Arsip ini menjadi sumber primer yang penting bagi kajian sejarah sekaligus pengingat akan pentingnya menjaga jejak dokumentasi sejarah yang semakin langka.
Lebih dari sekadar ruang arsip, pameran ini diinisiasi sebagai ruang perjumpaan lintas disiplin, melibatkan akademisi, pegiat sejarah, seniman, jurnalis, dan komunitas budaya.
Pendekatan ini diharapkan memperkaya cara pandang terhadap sejarah kota Semarang dan menunjukkan bahwa ingatan sejarah merupakan hasil kolaborasi berbagai pihak.

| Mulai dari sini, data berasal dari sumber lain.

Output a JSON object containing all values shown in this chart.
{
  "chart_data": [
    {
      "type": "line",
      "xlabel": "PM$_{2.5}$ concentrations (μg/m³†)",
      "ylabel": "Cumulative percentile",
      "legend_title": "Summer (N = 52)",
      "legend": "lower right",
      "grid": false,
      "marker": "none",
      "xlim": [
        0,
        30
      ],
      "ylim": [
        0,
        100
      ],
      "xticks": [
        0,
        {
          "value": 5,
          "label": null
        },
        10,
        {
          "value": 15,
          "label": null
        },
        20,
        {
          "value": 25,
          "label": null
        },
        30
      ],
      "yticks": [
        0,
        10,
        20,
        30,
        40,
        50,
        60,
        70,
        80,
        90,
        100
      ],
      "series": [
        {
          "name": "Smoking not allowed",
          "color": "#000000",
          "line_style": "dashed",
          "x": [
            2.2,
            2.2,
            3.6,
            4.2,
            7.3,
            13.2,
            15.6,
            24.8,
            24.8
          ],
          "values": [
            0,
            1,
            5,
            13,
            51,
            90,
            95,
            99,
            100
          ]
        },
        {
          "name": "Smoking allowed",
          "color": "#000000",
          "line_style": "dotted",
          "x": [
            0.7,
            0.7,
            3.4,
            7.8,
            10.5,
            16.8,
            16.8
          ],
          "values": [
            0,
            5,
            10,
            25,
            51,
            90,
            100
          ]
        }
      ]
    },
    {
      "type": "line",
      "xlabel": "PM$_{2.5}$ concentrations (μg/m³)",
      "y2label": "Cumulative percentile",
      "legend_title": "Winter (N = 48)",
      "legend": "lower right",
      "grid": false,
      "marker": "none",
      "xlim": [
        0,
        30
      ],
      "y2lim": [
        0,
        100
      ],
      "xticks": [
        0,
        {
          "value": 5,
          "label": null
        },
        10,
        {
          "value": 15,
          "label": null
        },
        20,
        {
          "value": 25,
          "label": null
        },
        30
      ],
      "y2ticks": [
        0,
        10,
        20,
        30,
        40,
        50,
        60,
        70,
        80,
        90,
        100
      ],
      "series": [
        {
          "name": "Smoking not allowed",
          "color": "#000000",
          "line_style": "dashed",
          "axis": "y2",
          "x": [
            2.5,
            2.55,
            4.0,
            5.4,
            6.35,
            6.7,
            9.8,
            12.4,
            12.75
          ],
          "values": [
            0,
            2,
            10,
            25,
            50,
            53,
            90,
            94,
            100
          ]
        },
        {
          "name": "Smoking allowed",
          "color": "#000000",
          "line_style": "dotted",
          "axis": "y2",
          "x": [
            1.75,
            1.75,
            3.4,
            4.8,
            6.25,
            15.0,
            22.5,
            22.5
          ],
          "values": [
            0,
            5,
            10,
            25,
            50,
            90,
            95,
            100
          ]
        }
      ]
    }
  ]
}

“Pameran ini adalah upaya untuk menjaga api kesadaran sejarah agar tetap menyala. Sebab bangsa yang melupakan sejarahnya, bukan hanya kehilangan jalan pulang ke masa lalu, tetapi juga kehilangan arah berangkat ke masa depan,” ungkap Kesit Widjanarko dan Mozes Christian Budiono, tim kuratorial Rumah PoHan, belum lama ini.
Selama pameran berlangsung, publik dapat mengikuti berbagai kegiatan pendukung seperti kelas terbuka sejarah, tur kuratorial, pemutaran film, diskusi arsip, lokakarya batik, serta pertunjukan musik yang merespons tema Pertempuran Lima Hari di Semarang.